Note that after you click OK, the IP address of LAN will be reset to 192.168.0.1/24 . So you need to change the IP address of LAN as per your address.

CLIENT COFIGURATION:-

Step 1:-
Goto the remote machine which wants to access internet via server. Open its network adapter properties.

Step2:-
Now in this, enter the IP address of server at 2 locations:- One at Gateway and other at DNS server.

Click OK.

Now you will be able to access internet directly without needing to enter the proxy. Remove the proxy settings if you have entered them in web browser.

TRICK:-
I have used this method a lot at hostel to get internet from my friends. I was in NBH and I used to download a lot of stuff using this. They don't know about this. So I used to modify the settings of their server and access internet from them. They couldn't find me and they thought that their internet has gone slow. There were 4-5 servers there and I had used net from each one of them. I loved being there as each one had atleast 600 Kbps connection and I used to get internet from each one of them. I would run 2,3 virtual machines and would use different server in each of them. Then I was able to download different stuff from different servers. So virtually I was having a net connection of about 5 Mbps of my own.... :). I used download a lot of stuff using this. Its a nice trick.... :)

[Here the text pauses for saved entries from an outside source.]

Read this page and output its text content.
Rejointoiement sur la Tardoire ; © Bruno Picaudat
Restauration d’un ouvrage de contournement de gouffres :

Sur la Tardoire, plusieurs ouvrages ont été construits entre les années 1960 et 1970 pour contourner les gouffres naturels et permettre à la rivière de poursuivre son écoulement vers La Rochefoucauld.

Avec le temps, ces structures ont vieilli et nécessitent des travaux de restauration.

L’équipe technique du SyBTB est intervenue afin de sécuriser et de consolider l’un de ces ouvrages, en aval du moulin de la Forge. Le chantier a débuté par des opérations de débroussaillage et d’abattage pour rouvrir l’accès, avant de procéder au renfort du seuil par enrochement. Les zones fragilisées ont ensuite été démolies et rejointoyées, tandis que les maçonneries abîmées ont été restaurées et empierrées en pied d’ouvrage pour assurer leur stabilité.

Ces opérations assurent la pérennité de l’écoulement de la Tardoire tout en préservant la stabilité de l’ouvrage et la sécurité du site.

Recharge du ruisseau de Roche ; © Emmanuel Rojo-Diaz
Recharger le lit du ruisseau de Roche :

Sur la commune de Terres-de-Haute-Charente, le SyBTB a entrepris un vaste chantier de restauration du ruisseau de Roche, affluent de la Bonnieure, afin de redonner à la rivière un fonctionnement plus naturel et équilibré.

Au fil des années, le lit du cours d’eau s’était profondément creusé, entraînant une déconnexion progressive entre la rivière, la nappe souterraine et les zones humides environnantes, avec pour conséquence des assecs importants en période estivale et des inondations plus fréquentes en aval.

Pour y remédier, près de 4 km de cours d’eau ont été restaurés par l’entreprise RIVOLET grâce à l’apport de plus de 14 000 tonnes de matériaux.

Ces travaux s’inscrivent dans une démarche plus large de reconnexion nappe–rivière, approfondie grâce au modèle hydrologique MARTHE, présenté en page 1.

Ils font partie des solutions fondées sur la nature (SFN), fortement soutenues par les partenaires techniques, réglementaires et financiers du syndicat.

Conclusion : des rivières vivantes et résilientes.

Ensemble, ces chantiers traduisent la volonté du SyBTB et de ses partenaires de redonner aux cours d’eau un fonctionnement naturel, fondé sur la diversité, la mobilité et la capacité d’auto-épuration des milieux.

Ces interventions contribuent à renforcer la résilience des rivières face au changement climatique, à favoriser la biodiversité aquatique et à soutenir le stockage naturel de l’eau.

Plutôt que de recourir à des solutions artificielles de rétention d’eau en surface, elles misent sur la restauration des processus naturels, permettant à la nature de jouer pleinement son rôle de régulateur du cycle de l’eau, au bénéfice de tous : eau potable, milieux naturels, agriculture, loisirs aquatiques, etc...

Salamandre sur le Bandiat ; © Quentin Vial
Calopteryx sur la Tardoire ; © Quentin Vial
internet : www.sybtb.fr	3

Thursday, December 1, 2011

Create bootable windows 7 pendrive from "Customized Windows 7 image"

For creating a bootable pendrive of customized version of windows 7(image modified containing pre-configured softwares and settings), the steps change a bit.

First five steps are same. For them, refer the following article: http://learnwithrahul.blogspot.com/2011/12/how-to-create-bootable-windows-7.html

Sixth step changes for the customized images. You need to mount the customized windows 7 image. Now explore it and find the directory containing bootsect.exe.

Now navigate to that directory from command prompt in administrative mode and fire the command:-
bootsect /nt60 I:
(Where I: is the drive letter of pendrive)

Next steps are the same.

How to create bootable windows 7 pendrive for installation

For creating a bootable windows 7 pendrive, here are the Pre-requisites.

1. Windows 7 DVD or image.
2. If image available, then tool to mount the image, like "virtual clone drive" or "daemon tools".
3. Pendrive of size greater than the size of windows 7 DVD or image.

Creating Bootable Windows 7 pendrive:-

Step1:-
Open Command prompt with administrative privileges. Goto Start->Accessories->Command Prompt->Run as Administrator

Step 2:-
Enter "Diskpart" in command prompt. It will load the diskpart utility in the command prompt.

Step 3:-
Enter the command "List Disk". It will list all the available disks with their numbers. In the diagram below, the number of my USB Drive is 2.
Enter the command "Select disk <disk_no>" where disk_no is the number of the disk. As per the example below, its "select disk 2".

Step 4:-
Now "Clean" the disk. Also make it primary partition. For that fire the command "Create partition primary". Now mark the drive as "ACTIVE" and format it keeping the filesystem to NTFS. See the diagram below:-

Format the partition by entering the command "format fs=NTFS"

Step 5:-
Now assign a name to drive by entering the command "ASSIGN" and then exit from the diskpart utility. Don't close the command prompt.

Step 6:-
Now insert the Windows 7 DVD or mount the image of windows7. Note down the drive name. In my case, my windows 7 DVD Drive is 'K'. So now navigate to K:/boot folder. Also note down the drive letter of the pendrive. In my case, it is 'I'. Now enter the command:-

K:\Boot> bootsect /nt60 I:
(Where I: is the USB/Pen Drive)

Step 7:-
Now copy all the contents of windows 7 DVD to pendrive. You now have a bootable pendrive ready.